L’assureur dommages-ouvrages peut exercer son action subrogatoire quand bien même les réserves n’ont pas été levées

CE 31 octobre 2024, Société Bureau Veritas Construction, n° 488920

Ce qu’il faut retenir :

 

Bien que la responsabilité décennale des constructeurs soit sujette à l’extinction des relations contractuelles entre les parties, l’assureur dommages-ouvrages qui, du fait de l’inaction de l’entrepreneur, a indemnisé le maître d’ouvrage pour des désordres à caractère décennal réservés à la réception, est fondé au titre de la subrogation légale à réclamer le remboursement des sommes avancées à l’entreprise.

Enseignement n° 1 : L’assureur est subrogé dans les droits de son assuré dès lors qu’il lui a versé une indemnité dans le cadre de l’exécution de son contrat

Le code des assurances est évidemment applicable aux marchés publics au besoin à raison d’une conciliation avec les règles d’ordre public des contrats administratifs (CE, 12 juillet 2023, Grand Port maritime de Marseille, n°469319). Aux termes de l’article L.121-12 du code des assurances, d’une part « l’assureur qui a payé l’indemnité d’assurance est subrogé, jusqu’à concurrence de cette indemnité, dans les droits et actions de l’assuré ». De cette disposition, le juge administratif avait déjà déduit que le paiement n’avait pas nécessairement à être effectué entre les mains de l’assuré lui-même, mais que l’assureur ne pouvait se réclamer de la subrogation légale qu’à la condition éminente que les sommes aient été payées en exécution du contrat d’assurance (CE, 22 oct. 2014, Sté des transports de l’agglomération de Montpellier, no 362635).
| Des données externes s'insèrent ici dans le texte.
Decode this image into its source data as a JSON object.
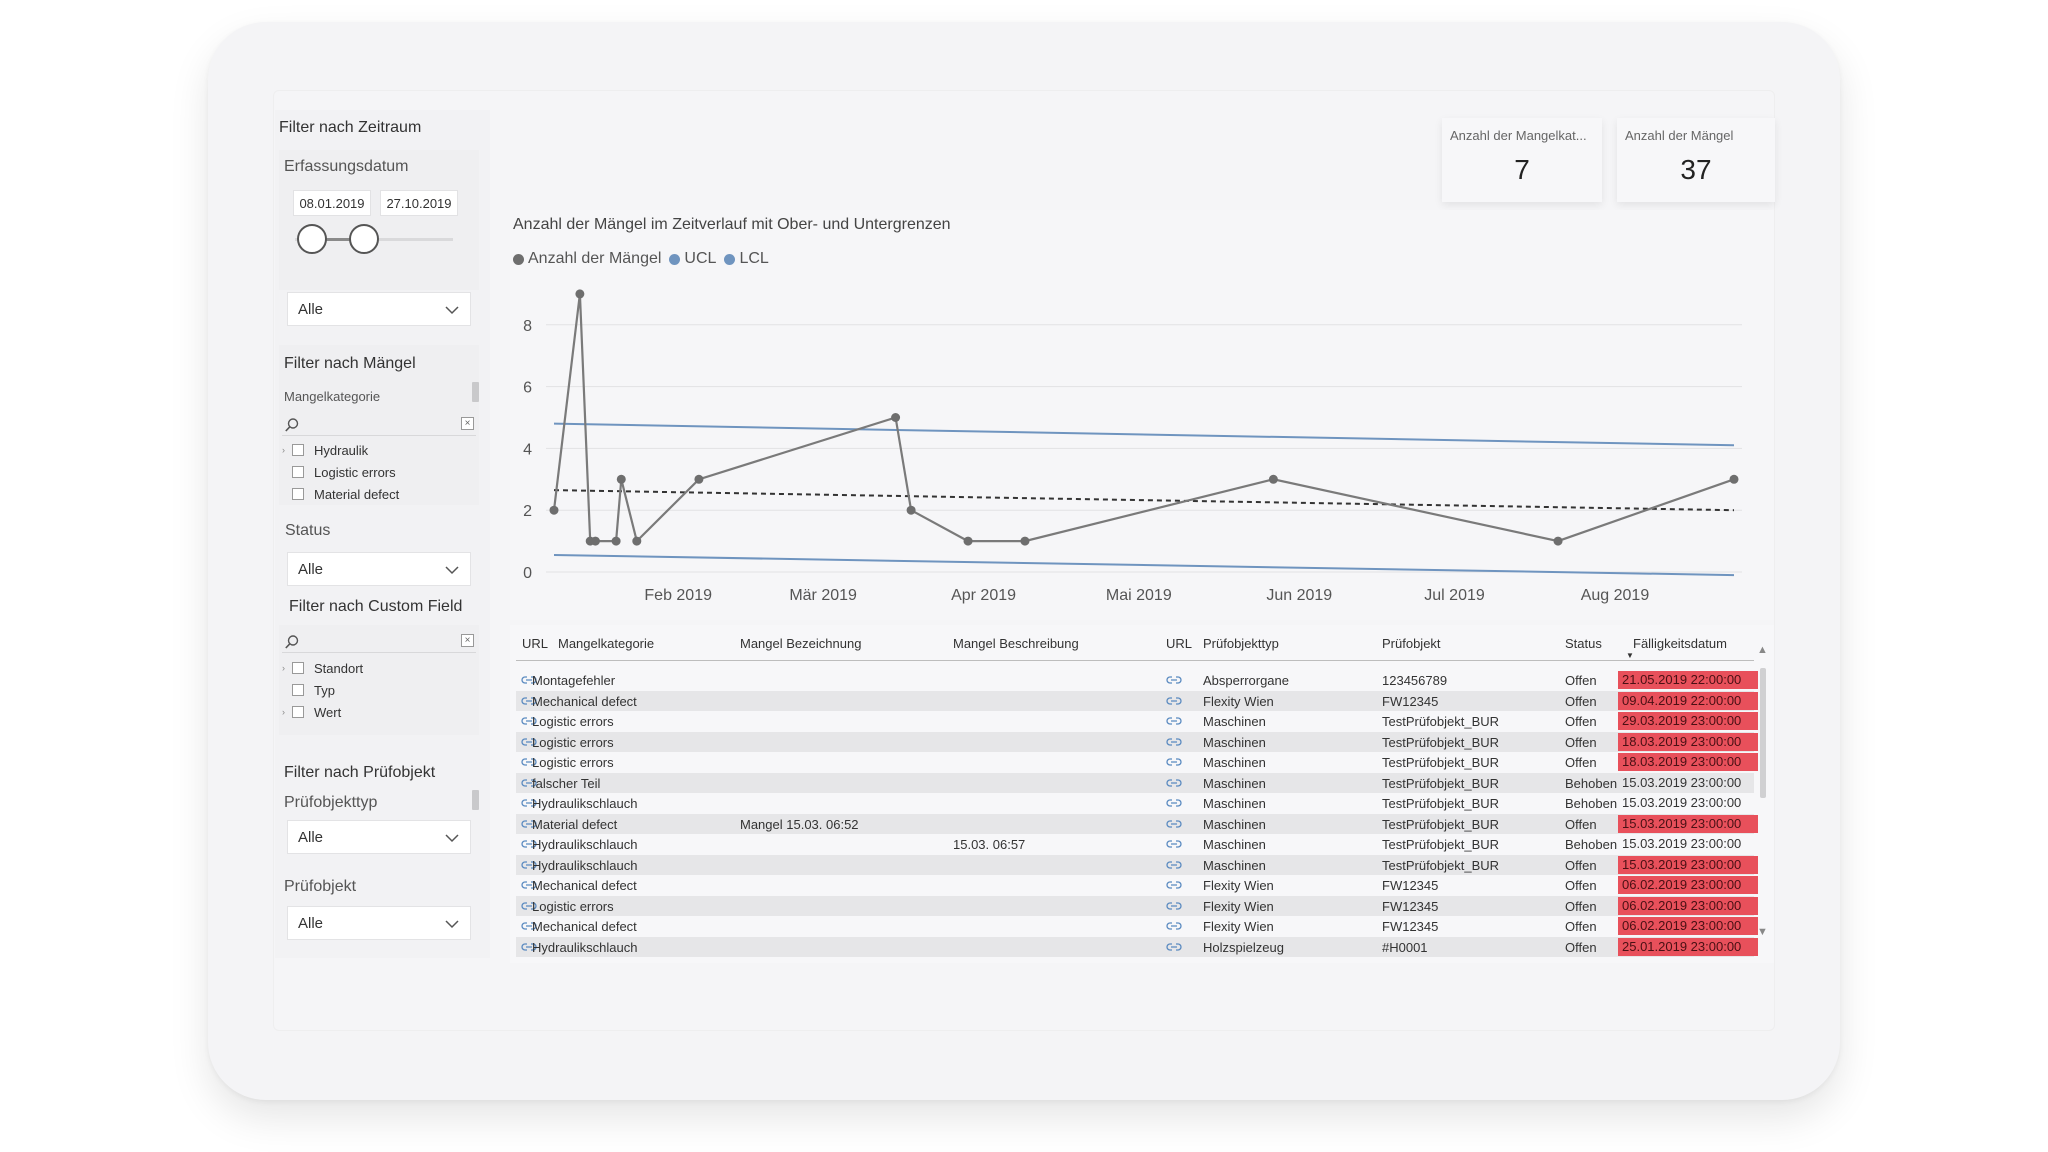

Dans un arrêt du 31 octobre 2024, le Conseil d’État s’est prononcé en tant que juge de cassation dans le cadre d’une action subrogatoire au contexte particulier.  En effet, l’assureur dommages-ouvrages réclamait aux entrepreneurs de travaux des indemnités versées au maître d’ouvrage. Or, les désordres concernés avaient fait l’objet de réserves à la réception, toujours non levées.

La question était donc de savoir si les sommes avancées au maître d’ouvrage pouvaient valablement être regardées comme payées « en exécution du contrat d’assurance », puisque le contrat d’assurance dommages-ouvrages couvre les désordres relevant de la garantie décennale des constructeurs.

Enseignement n° 2 : Seule la responsabilité contractuelle de l’entrepreneur peut être engagée tant que les réserves à la réception n’ont pas été levées

Sauf stipulation contractuelle particulier, la garantie décennale des constructeurs commence à courir à compter de la réception de l’ouvrage ou, en cas de réserves, de la levée de ces dernières. La jurisprudence constante en la matière considère ainsi que si un désordre à caractère décennal affecte les travaux ou les parties de l’ouvrage ayant fait l’objet de réserves, seule la responsabilité contractuelle du constructeur peut être engagée (CE, 16 janvier 2012, Cne du Château d’Oléron, n°352122). Une jurisprudence encore plus ancienne et constante protège en effet ce qu’il est permis d’appeler le principe de primauté de la responsabilité contractuelle : entre les parties à un contrat en cours d’exécution, aucune autre action en réparation d’un dommage que celles fondées sur la responsabilité contractuelle n’est admise (CE, 1er décembre 1976, Berezowski, req. n°98946, Rec. 1978, p. 45). Or en l’absence de stipulations particulières, « lorsque la réception de l’ouvrage est prononcée avec réserves, les rapports contractuels entre le maître de l’ouvrage et les constructeurs se poursuivent au titre des travaux ou des parties de l’ouvrage ayant fait l’objet des réserves » (CAA de Nantes, 4e chambre, 8 avril 2022, n° 21NT00145).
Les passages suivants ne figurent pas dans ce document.